Tiufiakov's "work" with me was undertaken voluntarily, beyond the call of duty—just for his own recreation. He clearly derived an almost aesthetic pleasure from it. Every day he thought of something new to tell me: M. had been shot; M. had been in Sverdlovsk, where Tiufiakov had visited him as an act of human kindness; M. had been shot while trying to escape; M. was at the moment serving another sentence in a camp for a criminal offense; M. had been beaten to death by criminals for stealing a piece of bread; M. had been released and was living somewhere in the north with a new wife; M. had quite recently hanged himself when he heard of Zhdanov's speech, news of which had only just reached the camps. Each of these stories he relayed to me with a great air of solemnity, saying he had heard it after making inquiries through the Prosecutor's office. I had to sit and listen to him, because it was impossible to throw out a police agent.
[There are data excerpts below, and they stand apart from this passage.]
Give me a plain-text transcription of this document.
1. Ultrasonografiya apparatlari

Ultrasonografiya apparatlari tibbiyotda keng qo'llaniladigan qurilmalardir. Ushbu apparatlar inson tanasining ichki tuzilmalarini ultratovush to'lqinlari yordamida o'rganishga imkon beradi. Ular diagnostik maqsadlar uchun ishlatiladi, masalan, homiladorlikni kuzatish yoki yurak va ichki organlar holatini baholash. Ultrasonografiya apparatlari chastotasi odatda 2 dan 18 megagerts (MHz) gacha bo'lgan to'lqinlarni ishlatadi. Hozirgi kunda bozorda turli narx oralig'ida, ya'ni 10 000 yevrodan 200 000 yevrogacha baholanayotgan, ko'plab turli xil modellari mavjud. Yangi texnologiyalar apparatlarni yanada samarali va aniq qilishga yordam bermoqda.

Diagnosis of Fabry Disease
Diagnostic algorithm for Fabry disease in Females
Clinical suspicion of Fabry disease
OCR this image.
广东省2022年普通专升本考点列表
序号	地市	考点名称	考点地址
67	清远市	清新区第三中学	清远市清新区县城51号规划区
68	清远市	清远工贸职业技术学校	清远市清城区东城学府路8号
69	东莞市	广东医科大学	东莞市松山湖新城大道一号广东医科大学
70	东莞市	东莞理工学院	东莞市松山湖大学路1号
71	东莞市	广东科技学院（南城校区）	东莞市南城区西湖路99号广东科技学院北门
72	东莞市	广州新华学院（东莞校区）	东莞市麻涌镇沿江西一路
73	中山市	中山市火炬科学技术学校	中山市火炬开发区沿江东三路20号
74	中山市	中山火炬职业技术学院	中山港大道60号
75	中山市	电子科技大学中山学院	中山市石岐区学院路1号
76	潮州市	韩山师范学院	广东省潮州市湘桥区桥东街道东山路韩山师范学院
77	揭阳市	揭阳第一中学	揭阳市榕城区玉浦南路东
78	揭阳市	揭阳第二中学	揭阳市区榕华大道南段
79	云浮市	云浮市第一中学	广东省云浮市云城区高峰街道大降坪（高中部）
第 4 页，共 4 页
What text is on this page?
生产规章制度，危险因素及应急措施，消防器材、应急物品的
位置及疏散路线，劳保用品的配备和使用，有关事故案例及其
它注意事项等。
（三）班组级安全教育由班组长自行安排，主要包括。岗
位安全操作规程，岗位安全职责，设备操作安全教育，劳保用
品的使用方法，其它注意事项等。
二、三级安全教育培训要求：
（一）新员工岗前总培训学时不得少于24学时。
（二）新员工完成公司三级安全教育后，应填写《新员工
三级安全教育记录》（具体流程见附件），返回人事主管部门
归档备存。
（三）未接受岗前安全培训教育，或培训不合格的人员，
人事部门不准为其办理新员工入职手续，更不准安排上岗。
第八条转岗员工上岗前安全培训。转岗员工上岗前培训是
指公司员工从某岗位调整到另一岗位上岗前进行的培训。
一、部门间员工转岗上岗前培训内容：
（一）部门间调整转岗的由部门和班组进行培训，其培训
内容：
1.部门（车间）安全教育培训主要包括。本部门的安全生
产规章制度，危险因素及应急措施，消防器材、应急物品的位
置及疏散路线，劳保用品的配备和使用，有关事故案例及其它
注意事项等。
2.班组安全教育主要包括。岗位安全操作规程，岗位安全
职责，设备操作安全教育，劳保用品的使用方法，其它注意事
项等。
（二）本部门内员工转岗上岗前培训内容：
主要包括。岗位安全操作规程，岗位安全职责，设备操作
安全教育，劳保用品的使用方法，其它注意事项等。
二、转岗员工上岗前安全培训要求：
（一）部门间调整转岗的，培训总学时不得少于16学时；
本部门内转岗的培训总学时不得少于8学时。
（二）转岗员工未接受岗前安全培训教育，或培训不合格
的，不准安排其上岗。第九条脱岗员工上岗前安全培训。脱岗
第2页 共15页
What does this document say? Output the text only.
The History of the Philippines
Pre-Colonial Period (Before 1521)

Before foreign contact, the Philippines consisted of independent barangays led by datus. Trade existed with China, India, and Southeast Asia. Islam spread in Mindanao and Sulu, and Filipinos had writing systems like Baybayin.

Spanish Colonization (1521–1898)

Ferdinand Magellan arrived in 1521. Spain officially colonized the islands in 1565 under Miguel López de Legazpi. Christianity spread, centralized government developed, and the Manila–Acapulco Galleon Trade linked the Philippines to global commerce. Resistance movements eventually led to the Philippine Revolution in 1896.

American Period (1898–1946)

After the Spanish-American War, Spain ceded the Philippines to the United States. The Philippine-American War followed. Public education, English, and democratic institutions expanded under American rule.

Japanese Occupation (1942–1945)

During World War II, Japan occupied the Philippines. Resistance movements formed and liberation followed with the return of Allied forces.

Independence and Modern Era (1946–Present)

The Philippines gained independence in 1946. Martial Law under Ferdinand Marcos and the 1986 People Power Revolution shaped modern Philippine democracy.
I also had to listen to his views on literature: "Our best poet is Dolmatovski. . . . What I appreciate most in poetry is clarity. . . . Say what you like, but you can't have poetry without metaphors. . . . Style is not only a matter of form, but a matter of ideology, too—remember what Engels said about this, you have to agree with him. . . . Have you ever received any of the verse Mandelstam wrote in the camp? He wrote a lot there. . . ." Tiufiakov's wiry body was like a coiled spring. There was always a smile lurking on his face under his military mustache, which was very like Stalin's. He said he had got some real zhen- shen* from the Kremlin hospital, and that no artificial product could compare with it.